Increased Control Over U.S. Banks

Two years after the burst of the biggest financial bubble since the 1930s, the U.S. government has presented a plan to discipline the market and make banks less keen on taking risks. These regulations are designed to make the consumer and investor, as well as the entire economy, safer. In this particular case, “the entire economy” has the broadest sense of the word. Today, the entire world pays the price of the irresponsible acts committed by the American institutions. Those acts were easily permitted because of lenient legislation and errors in U.S. monetary policy. Thus, President Obama’s proposed innovations are welcome despite the delay. Such action of greater regulation of the financial sector could not have been expected from his predecessor, George W. Bush.

Some congressmen will resist the executive plan, seeing it as too controlling and harmful to the free market.

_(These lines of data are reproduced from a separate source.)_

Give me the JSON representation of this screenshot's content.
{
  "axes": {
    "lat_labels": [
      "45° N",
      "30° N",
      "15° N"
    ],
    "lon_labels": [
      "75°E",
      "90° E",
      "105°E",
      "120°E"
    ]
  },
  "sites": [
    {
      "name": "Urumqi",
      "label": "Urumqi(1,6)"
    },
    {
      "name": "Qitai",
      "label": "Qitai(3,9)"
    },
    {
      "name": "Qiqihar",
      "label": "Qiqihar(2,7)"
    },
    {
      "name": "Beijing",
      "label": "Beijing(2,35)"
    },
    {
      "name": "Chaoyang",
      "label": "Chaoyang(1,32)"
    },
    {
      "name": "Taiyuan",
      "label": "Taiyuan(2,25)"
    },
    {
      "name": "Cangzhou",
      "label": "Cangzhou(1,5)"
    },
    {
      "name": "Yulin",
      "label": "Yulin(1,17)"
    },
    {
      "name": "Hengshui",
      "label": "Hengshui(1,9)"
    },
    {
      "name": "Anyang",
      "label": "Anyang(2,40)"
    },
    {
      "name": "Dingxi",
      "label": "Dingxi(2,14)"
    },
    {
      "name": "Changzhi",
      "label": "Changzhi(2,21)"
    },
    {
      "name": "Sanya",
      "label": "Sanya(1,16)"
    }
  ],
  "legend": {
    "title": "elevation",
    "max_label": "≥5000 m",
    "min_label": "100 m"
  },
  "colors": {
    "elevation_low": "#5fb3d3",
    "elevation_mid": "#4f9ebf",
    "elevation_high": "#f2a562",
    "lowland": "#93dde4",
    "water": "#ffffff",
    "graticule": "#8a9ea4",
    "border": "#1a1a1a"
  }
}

Financial sector leaders will also likely try to stop the adoption of more severe controlled regulations of their businesses.

Major banks, aided by the government, are getting the necessary capital to normalize their operations more quickly than expected. Nine heavy weight institutions, including JP Morgan Chase, Morgan Stanley, and Goldman Sachs, announced on Wednesday their plan to repay the US$25 billion bailout they received from the U.S. Treasury. But will they accept government regulation if they can sustain themselves?

By presenting his plan, President Obama has tried to anticipate accusations of interventionism. The system, according to him, was operating on quicksand. President Obama emphasized that the proposed regulation should not limit creativity or innovation. It should only make the market stronger and more transparent in its operations and easier for the consumer to understand.

By mentioning the transparency and safety goals of the legislation, Obama touched on one of the system’s most defective areas. The bubble was created by a sequence of obscure operations, separate from accountability controls of the banks and incomprehensible to most people.

Essentially, there is not much originality in the changes proposed by the U.S. President. The plan includes a new scheme of institutional supervision with the creation of two institutions connected to the expansion of executive and Federal Reserve powers. The Fed will have authority over all significant institutions – banks or not – to provide stability to the system. Prior to this, it could only regulate commercial banks. It didn’t supervise other entities, like investment banks, which caused most of the disastrous operations. In Brazil, for instance, all of the financial system has been under federal control for several years now, and supervision of the Central Bank was already much stronger than that traditionally enforced by the U.S. Fed.

The plan also includes makes greater capital and liquidity demands of all kinds of institutions. Banks will have less freedom to give loans, if the measures are approved, and be forced to keep more cash reserves in the bank.

These kinds of limitations have been observed in Brazil for years. They are new to the American banking system because the U.S. was delayed in adopting the so-called Basel regulations, recommended by the Bank for International Settlements (BIS). It looks like a joke for Obama to ask the Basel Committee on Bank Supervision for stronger rules in the area of international loans.

One of the innovative improvements made by this program is the regulation of risk management agencies, which has been quite inefficient in preventing crises. One of the goals is to reduce conflicts of interest, such as when these agencies perform a service to clients subject to evaluation.

The plan’s details will be complicated and the Congress approval might be politically difficult. But the step is, overall, a positive change.